Ripubblicato online in forma di “feuilleton” su Il Vizzarro, nella rubrica letteraria La voce narrante


Il fatto accadde nel mese d’agosto del 2016, mentre viaggiavo su un treno a vapore. Mia moglie e io eravamo in Calabria da qualche giorno per le vacanze estive, a sprofondare nella terra d’origine con tutte le radici, quando lessi della vecchia FCL – 353: “Il Treno Storico della Sila torna a sbuffare” titolava l’articolo. Una scintilla rischiarò per un istante l’orizzonte sfocato della memoria, senza illuminare a dovere il significato perduto, lontano, che quella notizia aveva tentato di evocare. Tuttavia, l’immagine romantica del treno a vapore che si inerpica sull’altopiano fu sufficiente a farmi cambiare il programma del weekend, con buona pace della mia consorte, per la quale un solo giorno sottratto al mare equivale a compiere un sacrilegio. Quel sabato mi alzai di buon’ora, come sempre, e misi la caffettiera sul fuoco. A ripensarci, il fischio improvviso della moka e il getto di vapore dal beccuccio mi colpirono oltremodo, ma poi il fremito passò in secondo piano, sciogliendosi nella tazza del caffè assieme allo zucchero. Nessuna anomalia. Un leggero mal di testa, forse, da imputare a un bicchiere di Magliocco in più al quale la sera prima non avevo saputo rinunciare, ma niente di strano. Nessuna avvisaglia di quanto sarebbe successo di lì a poche ore.

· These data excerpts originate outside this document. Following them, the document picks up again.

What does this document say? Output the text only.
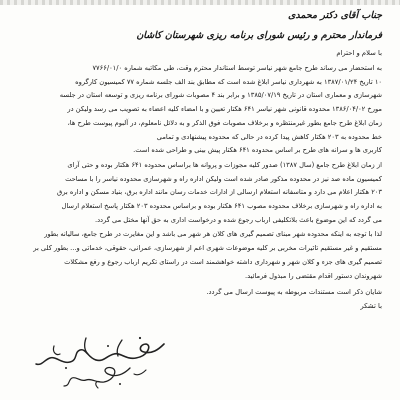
جناب آقای دکتر محمدی
فرماندار محترم و رئیس شورای برنامه ریزی شهرستان کاشان
با سلام و احترام

به استحضار می رساند طرح جامع شهر نیاسر توسط استاندار محترم وقت، طی مکاتبه شماره ۷۷۶۶/۰۱/۰

۱۰ تاریخ ۱۳۸۷/۰۱/۲۴ به شهرداری نیاسر ابلاغ شده است که مطابق بند الف جلسه شماره ۷۷ کمیسیون کارگروه

شهرسازی و معماری استان در تاریخ ۱۳۸۵/۰۷/۱۹ و برابر بند ۴ مصوبات شورای برنامه ریزی و توسعه استان در جلسه

مورخ ۱۳۸۶/۰۴/۰۲ محدوده قانونی شهر نیاسر ۶۴۱ هکتار تعیین و با امضاء کلیه اعضاء به تصویب می رسد ولیکن در

زمان ابلاغ طرح جامع بطور غیرمنتظره و برخلاف مصوبات فوق الذکر و به دلائل نامعلوم، در آلبوم پیوست طرح ها،

خط محدوده به ۲۰۳ هکتار کاهش پیدا کرده در حالی که محدوده پیشنهادی و تمامی

کاربری ها و سرانه های طرح بر اساس محدوده ۶۴۱ هکتار پیش بینی و طراحی شده است.

از زمان ابلاغ طرح جامع (سال ۱۳۸۷) صدور کلیه مجوزات و پروانه ها براساس محدوده ۶۴۱ هکتار بوده و حتی آرای

کمیسیون ماده صد نیز در محدوده مذکور صادر شده است ولیکن اداره راه و شهرسازی محدوده نیاسر را با مساحت

۲۰۳ هکتار اعلام می دارد و متاسفانه استعلام ارسالی از ادارات خدمات رسان مانند اداره برق، بنیاد مسکن و اداره برق

به اداره راه و شهرسازی برخلاف محدوده مصوب ۶۴۱ هکتار بوده و براساس محدوده ۲۰۳ هکتار پاسخ استعلام ارسال

می گردد که این موضوع باعث بلاتکلیفی ارباب رجوع شده و درخواست اداری به حق آنها مختل می گردد.

لذا با توجه به اینکه محدوده شهر مبنای تصمیم گیری های کلان هر شهر می باشد و این مغایرت در طرح جامع، سالیانه بطور

مستقیم و غیر مستقیم تاثیرات مخربی بر کلیه موضوعات شهری اعم از شهرسازی، عمرانی، حقوقی، خدماتی و... بطور کلی بر

تصمیم گیری های جزء و کلان شهر و شهرداری داشته خواهشمند است در راستای تکریم ارباب رجوع و رفع مشکلات

شهروندان دستور اقدام مقتضی را مبذول فرمائید.

شایان ذکر است مستندات مربوطه به پیوست ارسال می گردد.
با تشکر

La località di Moccone, stazione di partenza del treno turistico nel cuore della Sila Grande, si raggiunge rapidamente imboccando la superstrada, ma siccome non avevamo fretta e volevamo goderci gli scorci suggestivi del paesaggio e le vertiginose aperture sulle conche cosentine, ci avventurammo tra i tornanti della vecchia strada che sale per Fago del Soldato. Un tempo quella via tortuosa rappresentava l’unica possibilità di risalire la montagna.

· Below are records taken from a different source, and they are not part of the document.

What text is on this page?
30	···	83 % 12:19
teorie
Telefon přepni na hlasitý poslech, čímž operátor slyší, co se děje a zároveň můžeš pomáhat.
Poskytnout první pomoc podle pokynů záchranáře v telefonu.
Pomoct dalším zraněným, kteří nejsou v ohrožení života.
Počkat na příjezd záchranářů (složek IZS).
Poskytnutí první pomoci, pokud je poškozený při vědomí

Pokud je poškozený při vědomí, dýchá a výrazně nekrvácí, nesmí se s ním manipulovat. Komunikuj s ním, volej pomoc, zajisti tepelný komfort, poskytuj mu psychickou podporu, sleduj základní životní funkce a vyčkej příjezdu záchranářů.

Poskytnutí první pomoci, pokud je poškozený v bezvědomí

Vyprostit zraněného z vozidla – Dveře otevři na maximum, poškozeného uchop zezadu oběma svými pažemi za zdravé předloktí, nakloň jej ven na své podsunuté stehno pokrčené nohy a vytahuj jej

– Guarda Enrico, il treno doveva passare di qua una volta. Laggiù si intravedono i ponti ferroviari e abbiamo appena oltrepassato un binario dismesso fiancheggiato da una minuscola rimessa cantoniera. Chissà qual era il percorso originario.

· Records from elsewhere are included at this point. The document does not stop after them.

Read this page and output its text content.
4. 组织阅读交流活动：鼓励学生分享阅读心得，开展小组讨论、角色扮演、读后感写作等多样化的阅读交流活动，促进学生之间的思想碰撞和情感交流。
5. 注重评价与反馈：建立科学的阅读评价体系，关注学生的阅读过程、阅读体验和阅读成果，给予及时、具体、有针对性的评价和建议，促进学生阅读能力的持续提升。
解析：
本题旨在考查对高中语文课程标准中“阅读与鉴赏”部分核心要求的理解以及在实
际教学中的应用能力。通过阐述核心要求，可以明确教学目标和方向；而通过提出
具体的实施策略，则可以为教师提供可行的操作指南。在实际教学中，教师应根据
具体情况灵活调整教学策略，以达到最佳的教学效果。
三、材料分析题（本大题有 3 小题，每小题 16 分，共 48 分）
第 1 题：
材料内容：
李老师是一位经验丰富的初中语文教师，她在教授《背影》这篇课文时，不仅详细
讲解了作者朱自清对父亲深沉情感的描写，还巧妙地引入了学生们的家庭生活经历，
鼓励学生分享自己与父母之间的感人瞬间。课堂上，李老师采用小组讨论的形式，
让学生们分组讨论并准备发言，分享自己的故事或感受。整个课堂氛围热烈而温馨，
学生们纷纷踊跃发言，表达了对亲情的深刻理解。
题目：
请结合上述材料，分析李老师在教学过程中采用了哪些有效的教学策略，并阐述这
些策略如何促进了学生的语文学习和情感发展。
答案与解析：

– Arrivava a San Giovanni in Fiore, al confine col Marchesato e la Sila catanzarese.

– E tu che ne sai?

Non lo sapevo infatti. O meglio, fino a quel momento non sapevo di saperlo! Spensi il climatizzatore e appena calai giù i finestrini una ventata d’aria pura, frizzante come una granita alla menta, rinfrescò l’abitacolo e i miei pensieri. Giunti a destinazione, però, quella lama d’ossigeno sottile e ben affilata si ispessì con l’odore acre che accompagnava in cielo una colonna di fumo. Seguimmo la scia densa e giallastra che ci teneva per la gola, il ritmo cadenzato di ferraglia in movimento e ce la trovammo davanti oltre il piccolo edificio a calce che esibiva la scritta “MOCCONE”. La Vecchia Signora ci aspettava in tutto il suo splendore, rimessa a lucido come una donna matura e fascinosa che si è appena rifatta il trucco per un incontro galante. Nessuno avrebbe detto che era una classe 1929, gli anni se li portava da dio! Al suo cospetto un centinaio di pretendenti smaniosi, già conquistati da quel modo unico di schiarirsi la voce prima di riprendere a fischiare e fumare. Era in ebollizione, perfettamente funzionante, pronta a trascinarsi dietro i suoi tre vagoni tinteggiati di verde, separati dai caratteristici balconcini di ghisa, come un’elefantessa coi piccoli in fila indiana, la coda dell’uno allacciata alla proboscide dell’altro.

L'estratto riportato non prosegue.